3.) Walking Grand River Until 4 a.m.:
At one point in your life, you enjoyed the late night people-watching that Grand River provided. On any odd day, you could see anything from a foursome of drunkies shout-singing “Mr. Brightside” to a man in a speedo with a full Hot-N-Ready and no shoes. Now you’d rather see the backs of your eyelids any time after ten o’clock. Oh, is American Horror Story on tonight? Make that eleven o’clock.
2.) Being Drunk All Day For a Reason:
You don’t need a tailgate to get plastered off of Twisted Teas at 3 p.m. on a Saturday; that midterm you’ve been planning to fail for a month now is reason enough. Everybody knows a Twisted Tea is a sad way to go down, but your life is pretty sad at this point even without that fact.
1.) Frat Parties:
Alright, we’re pretty sure it doesn’t take until senior year to know you’re way too old for this shit.
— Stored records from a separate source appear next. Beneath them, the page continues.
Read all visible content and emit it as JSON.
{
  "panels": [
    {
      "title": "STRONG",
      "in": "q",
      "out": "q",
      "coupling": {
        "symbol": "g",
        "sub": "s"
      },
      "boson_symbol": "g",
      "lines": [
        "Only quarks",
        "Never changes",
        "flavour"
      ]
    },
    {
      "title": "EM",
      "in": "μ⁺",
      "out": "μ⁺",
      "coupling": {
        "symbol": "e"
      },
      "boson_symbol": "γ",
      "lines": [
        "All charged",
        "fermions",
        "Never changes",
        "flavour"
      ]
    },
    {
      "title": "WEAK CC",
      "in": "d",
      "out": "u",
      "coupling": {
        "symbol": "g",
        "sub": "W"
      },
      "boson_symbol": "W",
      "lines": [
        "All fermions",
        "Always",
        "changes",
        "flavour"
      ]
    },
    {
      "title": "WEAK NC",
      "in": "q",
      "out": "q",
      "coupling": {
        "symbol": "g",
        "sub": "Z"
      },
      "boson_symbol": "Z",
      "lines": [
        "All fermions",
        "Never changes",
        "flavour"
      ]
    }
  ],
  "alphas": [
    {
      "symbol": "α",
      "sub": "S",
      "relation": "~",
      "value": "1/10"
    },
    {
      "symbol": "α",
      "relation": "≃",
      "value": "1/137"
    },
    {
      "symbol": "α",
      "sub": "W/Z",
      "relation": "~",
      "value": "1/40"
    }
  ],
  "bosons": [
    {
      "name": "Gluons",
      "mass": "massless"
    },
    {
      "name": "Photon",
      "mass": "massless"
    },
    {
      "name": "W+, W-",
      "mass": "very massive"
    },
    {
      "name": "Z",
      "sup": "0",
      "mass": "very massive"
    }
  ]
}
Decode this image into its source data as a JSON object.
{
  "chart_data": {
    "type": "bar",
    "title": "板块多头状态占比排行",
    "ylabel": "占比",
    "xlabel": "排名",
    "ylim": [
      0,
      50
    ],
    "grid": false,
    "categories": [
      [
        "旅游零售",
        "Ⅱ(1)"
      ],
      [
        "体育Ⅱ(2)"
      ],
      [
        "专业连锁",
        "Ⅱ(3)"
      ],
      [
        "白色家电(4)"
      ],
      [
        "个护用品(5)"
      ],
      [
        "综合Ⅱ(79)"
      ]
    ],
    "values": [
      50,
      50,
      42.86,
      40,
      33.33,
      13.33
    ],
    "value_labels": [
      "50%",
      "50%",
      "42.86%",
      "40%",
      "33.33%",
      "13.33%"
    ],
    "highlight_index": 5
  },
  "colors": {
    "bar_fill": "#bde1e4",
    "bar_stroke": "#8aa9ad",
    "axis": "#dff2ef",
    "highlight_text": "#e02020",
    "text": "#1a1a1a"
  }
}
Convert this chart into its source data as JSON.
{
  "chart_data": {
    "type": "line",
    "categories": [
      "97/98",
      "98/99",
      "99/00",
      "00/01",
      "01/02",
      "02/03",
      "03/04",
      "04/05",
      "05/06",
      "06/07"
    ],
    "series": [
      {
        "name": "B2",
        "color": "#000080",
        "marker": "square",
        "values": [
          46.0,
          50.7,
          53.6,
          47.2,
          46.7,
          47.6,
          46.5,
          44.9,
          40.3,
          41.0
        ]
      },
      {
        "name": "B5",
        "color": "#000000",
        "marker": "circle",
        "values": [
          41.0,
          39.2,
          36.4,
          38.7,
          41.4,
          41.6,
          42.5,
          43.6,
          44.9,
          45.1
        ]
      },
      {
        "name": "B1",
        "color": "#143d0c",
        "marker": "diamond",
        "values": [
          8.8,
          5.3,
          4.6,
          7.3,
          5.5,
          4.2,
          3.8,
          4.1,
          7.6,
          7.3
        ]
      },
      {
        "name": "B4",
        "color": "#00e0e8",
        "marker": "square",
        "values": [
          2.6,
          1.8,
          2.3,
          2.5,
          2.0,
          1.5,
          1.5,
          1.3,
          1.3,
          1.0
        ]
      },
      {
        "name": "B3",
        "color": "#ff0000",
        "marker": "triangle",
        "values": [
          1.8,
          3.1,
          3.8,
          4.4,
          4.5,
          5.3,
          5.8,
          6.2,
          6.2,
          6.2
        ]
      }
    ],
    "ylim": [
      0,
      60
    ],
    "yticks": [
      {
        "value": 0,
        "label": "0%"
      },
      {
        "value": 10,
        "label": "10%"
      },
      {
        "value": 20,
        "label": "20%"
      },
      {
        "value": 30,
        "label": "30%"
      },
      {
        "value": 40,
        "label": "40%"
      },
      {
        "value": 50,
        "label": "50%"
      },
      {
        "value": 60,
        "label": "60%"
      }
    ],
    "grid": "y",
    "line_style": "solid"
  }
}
As soon as your Converse stick to a basement floor while three different guys named Chad all try
to bong beers to impress you, you’ll know it’s time to tap out. Sweaty men in muscle tees with American Flags plastered across the walls of their debauchery den will never fulfill you. Ever. Move on to bigger and better things, like giving up on your goals and ambitions early to accept a future of mediocrity. You’ll probably see those frat douches there.
Life sucks and then you die. We’re pretty sure that’s a quote by someone who means something. In college, however, life is great and then you realize you graduate next semester. Let the panic set in, maybe try the shit on this list one last time in search of a spark you lost years ago, and then realize your best years are behind you. Cheers to the glory days, as well as your impending senility.